Hamsterkäufe aus Angst vor einem Lockdown: Anwohner kaufen in einem Supermarkt im Pekinger Stadtteil Chaoyang ein. © Ng Han Guan/AP/dpa

Droht der chinesischen Hauptstadt ein Lockdown wie in Shanghai? Unter den Bewohnern von Peking wächst die Angst vor Ausgangssperren, es kommt zu Hamsterkäufen.

München/Peking - Erst Shanghai, dann Peking? In Chinas Hauptstadt wachsen die Sorgen vor einem Lockdown für die 21-Millionen-Metropole. Grund für die Panik ist die Reaktion der Behörden auf knapp ein Dutzend Corona-Neuinfektionen binnen 24 Stunden, die im Stadtteil Chaoyang registriert worden waren. Binnen einer knappen Wochen wurden laut Daten der Nationalen Gesundheitsbehörde in Peking 60 Infektionen gezählt.

In Chaoyang leben etwa 3,5 Millionen Menschen, die sich ab Montag (25. April) in drei Runden alle zwei Tage testen lassen müssen. „Die erweiterten Tests sollen den Anstieg der Covid-19-Infektionen eindämmen und verhindern sowie die Gesundheit und das Leben der Einwohner schützen“, zitierte die staatlich kontrollierte Global Times einen örtlichen Gesundheitsmitarbeiter. Der Bezirk ist eines der Wirtschaftszentren von Peking, hier leben besonders viele Ausländer, auch Botschaften haben hier ihren Sitz.

Am Wochenende waren in Chaoyang bereits einzelne Wohnblocks mit Infektionen abgeriegelt worden, am Montag wurden weitere Nachbarschaften in einen Lockdown geschickt. Die Bewohner dürfen das Gebiet vorerst nicht verlassen. Auch wurden dort Restaurants und Unterhaltungsstätten geschlossen.
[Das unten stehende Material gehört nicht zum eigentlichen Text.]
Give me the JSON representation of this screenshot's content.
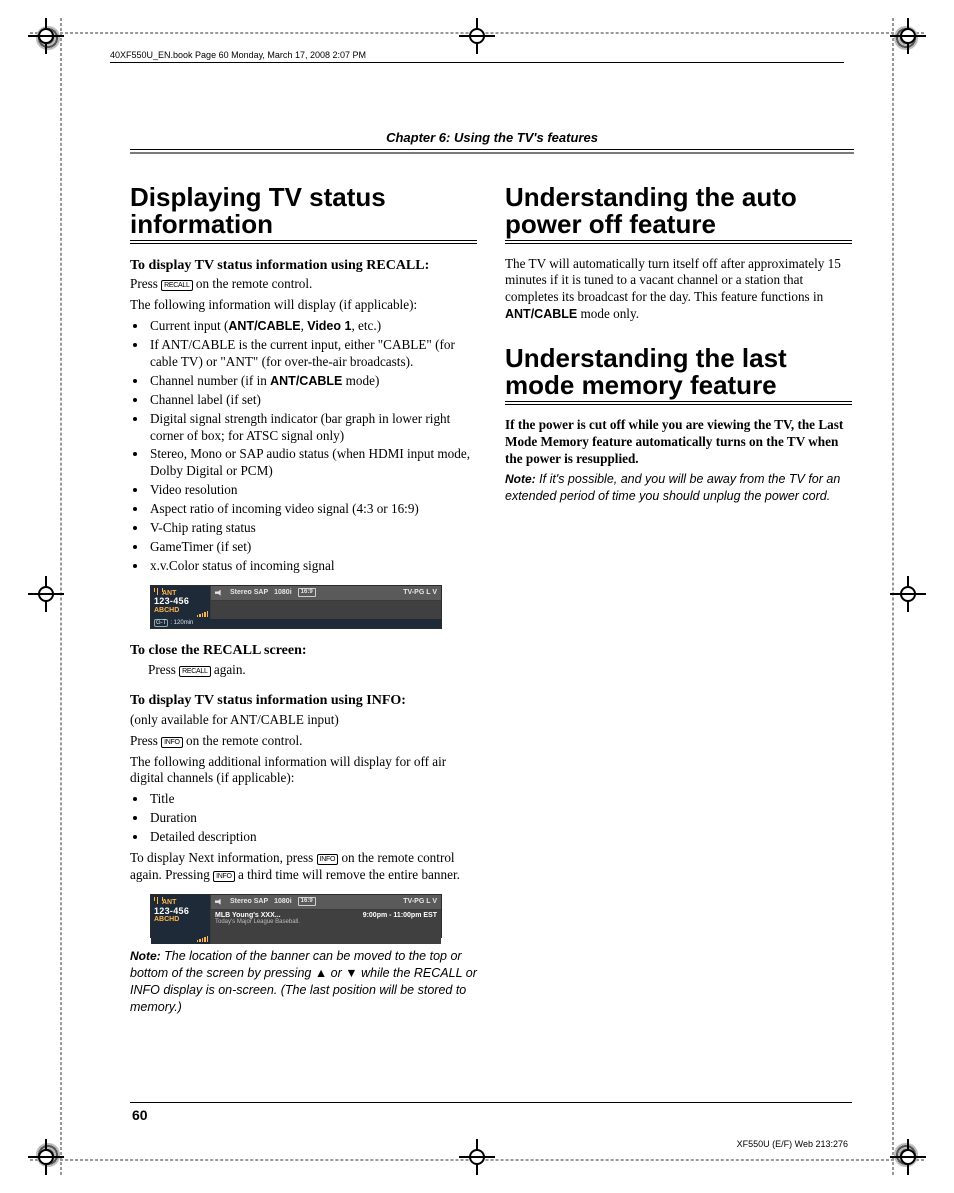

Corona in China: „Düstere Lage“ in Peking

Aus Angst vor weiteren Ausgangssperren kommt es in Chaoyang bereits zu Hamsterkäufen. In den sozialen Netzwerken wurden Meldungen geteilt, nach denen einzelne Lebensmittelgeschäfte die Auslieferung von Waren gestoppt haben. Laut chinesischen Medien haben allerdings mehrere Lieferdienste ihre Bestände an frischen Lebensmitteln aufgestockt. Am Sonntag teilten die lokalen Behörden zudem mit, es gebe genug Nahrung für die Bewohner der Stadt.

Anwohner nehmen am Montag an einem Corona-Massentest im Pekinger Stadtteil Chaoyang teil.
Anwohner nehmen am Montag an einem Corona-Massentest im Pekinger Stadtteil Chaoyang teil. © Ng Han Guan/AP/dpa

In den Straßen von Chaoyang patrouillieren Regierungsmitarbeiter und desinfizieren parkende Autos, Fahrräder und Häuser. Mehr als 1200 Menschen wurden bereits als enge Kontaktpersonen von Infizierten in Quarantäne geschickt. Am Samstag sagte der städtische Beamte Tian Wei vor Journalisten in Peking, die Lage sei „düster“: „In der Stadt hat es in letzter Zeit mehrere Ausbrüche mit mehreren Übertragungsketten gegeben, und das Risiko einer anhaltenden und unentdeckten Übertragung ist hoch“, so Tian. „Die ganze Stadt muss sofort handeln.“

China: Kommt der Lockdown für ganz Peking?

Ob ein Lockdown über ganz Peking oder Teile verhängt werde, hänge von der Ausbreitung des Virus ab, sagte ein Experte des nationalen Gesundheitsamtes der Global Times. „Wenn die Ergebnisse der Tests in Chaoyang und anderen Teilen herauskommen, wird es uns ein besseres Bild von der gesamten epidemischen Lage in Peking geben“, sagte der nicht namentlich genannte hohe Funktionär. „Weitere Maßnahmen werden entsprechend folgen.“ Die Behörden in Peking gehen davon aus, dass sich das Coronavirus bereits seit mehr als einer Woche in der Stadt ausgebreitet hat.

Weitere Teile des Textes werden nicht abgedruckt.